Kansas sodomy law nullified

Advocates say ruling may increase civil rights for homosexuals

Until Thursday, Kansas was one of four states with laws prohibiting homosexual sex.

No more.

The U.S. Supreme Court in a landmark ruling Thursday struck down a similar Texas law, also invalidating same-sex sodomy bans in Kansas, Missouri and Oklahoma.

In Lawrence, gays and lesbians celebrated the ruling.

“I’m glad to know the government can no longer be in my bedroom,” said Buck Rowland, a Lawrence gay advocate.

Others said the ruling meant more than sexual freedom it may also ease the way for Kansas homosexuals looking to have their partnerships legally recognized and to adopt children.

“Basically, the law has been used in the past for all kinds of official homophobia,” said Mike Silverman, chair of the Freedom Coalition, a Lawrence gay-rights organization. “That can’t be done anymore.”

Gov. Kathleen Sebelius said the ruling would end debates on the issue that periodically cropped up in the Kansas Legislature.

“We’ll certainly uphold the law of the land,” she said. “I think that reinforcing the right to privacy by the Supreme Court is a strong opinion and a very positive opinion.”

Kansas Atty. Gen. Phill Kline issued a statement that he was notifying prosecutors and law enforcement officials of the ruling and that the Kansas law was now “unenforceable and unconstitutional.”

Not everyone was a fan of the court decision.

The Rev. Leo Barbee of Victory Bible Church led opposition in the mid-1990s to Simply Equal, the effort to include sexual orientation in Lawrence’s nondiscrimination laws.

“I have some opinions,” Barbee said after Thursday’s ruling, “but I don’t have any comment.”

‘Entitled to respect’

The 6-3 decision reverses course from a ruling 17 years ago that allowed states to punish homosexuals for what such laws historically called deviant sex.

Of the 13 states with sodomy laws, four Texas, Kansas, Oklahoma and Missouri prohibited oral and anal sex between same-sex couples. The other nine ban consensual sodomy for everyone: Alabama, Florida, Idaho, Louisiana, Mississippi, North Carolina, South Carolina, Utah and Virginia.

Thursday’s ruling apparently invalidated those laws as well.

The two men at the heart of the Texas case, John Geddes Lawrence and Tyron Garner, each were fined $200 and spent a night in jail for the misdemeanor sex charge in 1998.

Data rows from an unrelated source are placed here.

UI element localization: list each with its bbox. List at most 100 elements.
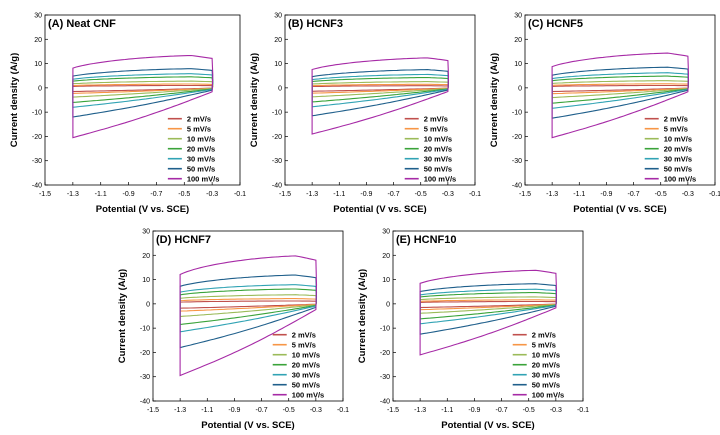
y-tick-label: 20: [514, 37, 522, 44]
x-tick-label: -0.3: [206, 191, 218, 198]
y-tick-label: -10: [32, 110, 42, 117]
legend-label: 2 mV/s: [424, 115, 448, 124]
legend-label: 10 mV/s: [424, 135, 452, 144]
y-axis-label: Current density (A/g): [249, 53, 260, 147]
x-tick-label: -0.1: [577, 407, 589, 414]
cv-curve-100mvs: [551, 52, 690, 139]
y-axis-label: Current density (A/g): [117, 269, 128, 363]
panel-4: -40 -30 -20 -10 0 10 20 30 -1.5 -1.3 -1.1 -0.9 -0.7 -…: [117, 229, 349, 432]
panel-title: (A) Neat CNF: [48, 18, 116, 30]
y-tick-label: -30: [32, 158, 42, 165]
y-tick-label: -20: [140, 350, 150, 357]
cv-curve-100mvs: [311, 57, 450, 135]
y-tick-label: 20: [34, 37, 42, 44]
legend-label: 2 mV/s: [292, 331, 316, 340]
panel-3: -40 -30 -20 -10 0 10 20 30 -1.5 -1.3 -1.1 -0.9 -0.7 -…: [489, 13, 720, 216]
y-tick-label: -20: [380, 350, 390, 357]
y-tick-label: -30: [140, 374, 150, 381]
y-axis-label: Current density (A/g): [9, 53, 20, 147]
x-axis-label: Potential (V vs. SCE): [333, 204, 426, 215]
y-tick-label: 0: [518, 85, 522, 92]
x-tick-label: -1.5: [39, 191, 51, 198]
x-tick-label: -0.3: [550, 407, 562, 414]
y-tick-label: -10: [380, 326, 390, 333]
legend-label: 30 mV/s: [664, 155, 692, 164]
legend-label: 100 mV/s: [187, 175, 220, 184]
panel-1: -40 -30 -20 -10 0 10 20 30 -1.5 -1.3 -1.1 -0.9 -0.7 -…: [9, 13, 246, 216]
panel-title: (E) HCNF10: [396, 234, 457, 246]
y-tick-label: -10: [140, 326, 150, 333]
y-tick-label: 20: [274, 37, 282, 44]
legend-label: 5 mV/s: [292, 341, 316, 350]
legend-label: 20 mV/s: [664, 145, 692, 154]
x-tick-label: -0.1: [709, 191, 720, 198]
x-tick-label: -1.1: [441, 407, 453, 414]
x-tick-label: -0.5: [283, 407, 295, 414]
cv-curve-100mvs: [179, 255, 318, 377]
x-tick-label: -1.1: [201, 407, 213, 414]
legend-label: 2 mV/s: [187, 115, 211, 124]
y-tick-label: 10: [142, 277, 150, 284]
legend-label: 50 mV/s: [532, 381, 560, 390]
y-tick-label: 30: [34, 13, 42, 20]
x-tick-label: -0.7: [628, 191, 640, 198]
cv-curve-100mvs: [72, 54, 214, 139]
x-tick-label: -1.3: [414, 407, 426, 414]
legend-label: 30 mV/s: [424, 155, 452, 164]
plot-frame: [152, 230, 344, 402]
x-tick-label: -0.9: [123, 191, 135, 198]
x-tick-label: -0.9: [600, 191, 612, 198]
y-tick-label: -20: [32, 134, 42, 141]
plot-frame: [44, 14, 241, 186]
legend-label: 5 mV/s: [187, 125, 211, 134]
y-tick-label: 30: [514, 13, 522, 20]
y-tick-label: 10: [34, 61, 42, 68]
x-axis-label: Potential (V vs. SCE): [441, 420, 534, 431]
x-tick-label: -0.7: [256, 407, 268, 414]
y-tick-label: -40: [512, 183, 522, 190]
x-axis-label: Potential (V vs. SCE): [201, 420, 294, 431]
plot-frame: [524, 14, 716, 186]
x-tick-label: -1.1: [333, 191, 345, 198]
x-tick-label: -0.5: [655, 191, 667, 198]
y-tick-label: -40: [272, 183, 282, 190]
y-tick-label: 20: [142, 253, 150, 260]
x-tick-label: -1.1: [95, 191, 107, 198]
y-tick-label: 30: [274, 13, 282, 20]
legend-label: 30 mV/s: [532, 371, 560, 380]
x-tick-label: -0.5: [523, 407, 535, 414]
legend-label: 30 mV/s: [187, 155, 215, 164]
y-axis-label: Current density (A/g): [489, 53, 500, 147]
x-tick-label: -1.5: [279, 191, 291, 198]
y-tick-label: 30: [142, 229, 150, 236]
y-tick-label: 30: [382, 229, 390, 236]
x-tick-label: -1.5: [147, 407, 159, 414]
legend-label: 20 mV/s: [424, 145, 452, 154]
y-tick-label: 0: [278, 85, 282, 92]
x-axis-label: Potential (V vs. SCE): [96, 204, 189, 215]
legend-label: 2 mV/s: [664, 115, 688, 124]
x-tick-label: -1.3: [546, 191, 558, 198]
y-tick-label: 10: [274, 61, 282, 68]
y-tick-label: 0: [38, 85, 42, 92]
y-tick-label: -30: [512, 158, 522, 165]
y-axis-label: Current density (A/g): [357, 269, 368, 363]
x-tick-label: -0.7: [496, 407, 508, 414]
x-tick-label: -0.7: [388, 191, 400, 198]
legend-label: 100 mV/s: [292, 391, 325, 400]
plot-frame: [392, 230, 584, 402]
x-tick-label: -1.3: [306, 191, 318, 198]
plot-frame: [284, 14, 476, 186]
y-tick-label: -40: [380, 399, 390, 406]
legend-label: 5 mV/s: [664, 125, 688, 134]
x-tick-label: -0.5: [415, 191, 427, 198]
y-tick-label: -40: [140, 399, 150, 406]
legend-label: 20 mV/s: [532, 361, 560, 370]
legend-label: 20 mV/s: [292, 361, 320, 370]
legend-label: 100 mV/s: [664, 175, 697, 184]
y-tick-label: -10: [512, 110, 522, 117]
x-tick-label: -0.5: [178, 191, 190, 198]
y-tick-label: 20: [382, 253, 390, 260]
x-tick-label: -0.3: [682, 191, 694, 198]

The men “are entitled to respect for their private lives,” Justice Anthony M. Kennedy wrote.

“The state cannot demean their existence or control their destiny by making their private sexual conduct a crime,” he said.

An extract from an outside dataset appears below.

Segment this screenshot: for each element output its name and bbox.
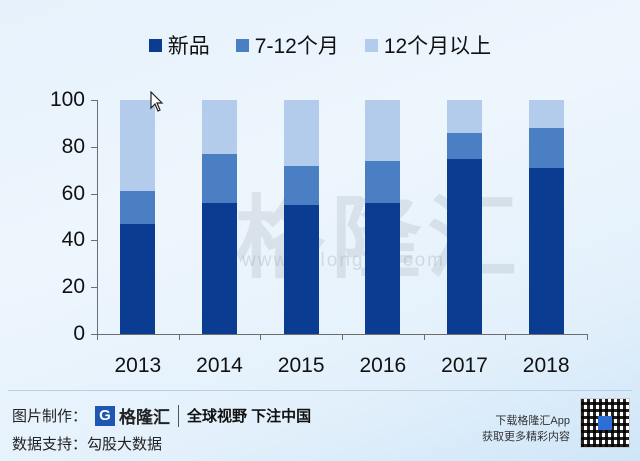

Justices John Paul Stevens, David Souter, Ruth Bader Ginsburg and Stephen Breyer agreed with Kennedy in full. Justice Sandra Day O’Connor agreed with the outcome of the case but not all of Kennedy’s rationale.

Chief Justice William H. Rehnquist and Justices Antonin Scalia and Clarence Thomas dissented.

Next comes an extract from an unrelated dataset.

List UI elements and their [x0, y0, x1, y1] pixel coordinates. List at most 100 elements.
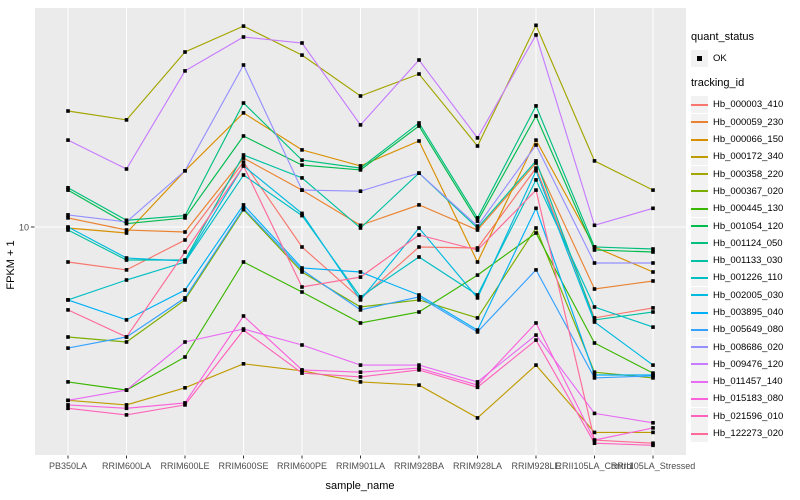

The court “has largely signed on to the so-called homosexual agenda,” Scalia wrote for the three. He took the unusual step of reading his dissent from the bench.

“The court has taken sides in the culture war,” Scalia said, adding that he has “nothing against homosexuals.”

Though the majority opinion said the case did not “involve whether the government must give formal recognition to any relationship that homosexual persons seek to enter,” Scalia said the ruling invited laws allowing gay marriage.

‘Unclear’ effects

David Brown, a Lawrence family court lawyer who frequently represents gays and lesbians, agreed with Scalia’s last point.

“You can bet that in the future, someone will be in court to say this case proves the courts should allow gay and lesbian marriage as well,” Brown said.

Other than that, he said, the future is muddy.

“It’s unclear what the ramifications will be,” Brown said. “The court ruled on privacy issues; commentators are already discussing what the effects will be in other areas, and family court law is one.”

Tina Long, a spokeswoman for Kansas Children’s Service League the state’s adoption contractor said gay people in Kansas could adopt children. Unlike heterosexual couples, however, only one partner in a gay couple can legally adopt a child, she said, because the state doesn’t recognize same-sex unions.

Thursday’s ruling may not change that situation, she said.

“I would imagine striking down the sodomy law is different from the state recognizing a same-sex union,” Long said.

Silverman predicted efforts now would be made to persuade Kansas legislators to extend civil rights to gays and lesbians.

“I’m incredibly excited and incredibly happy,” he said. “It’s the most historic civil rights decision in my lifetime.”


The Associated Press contributed to this story.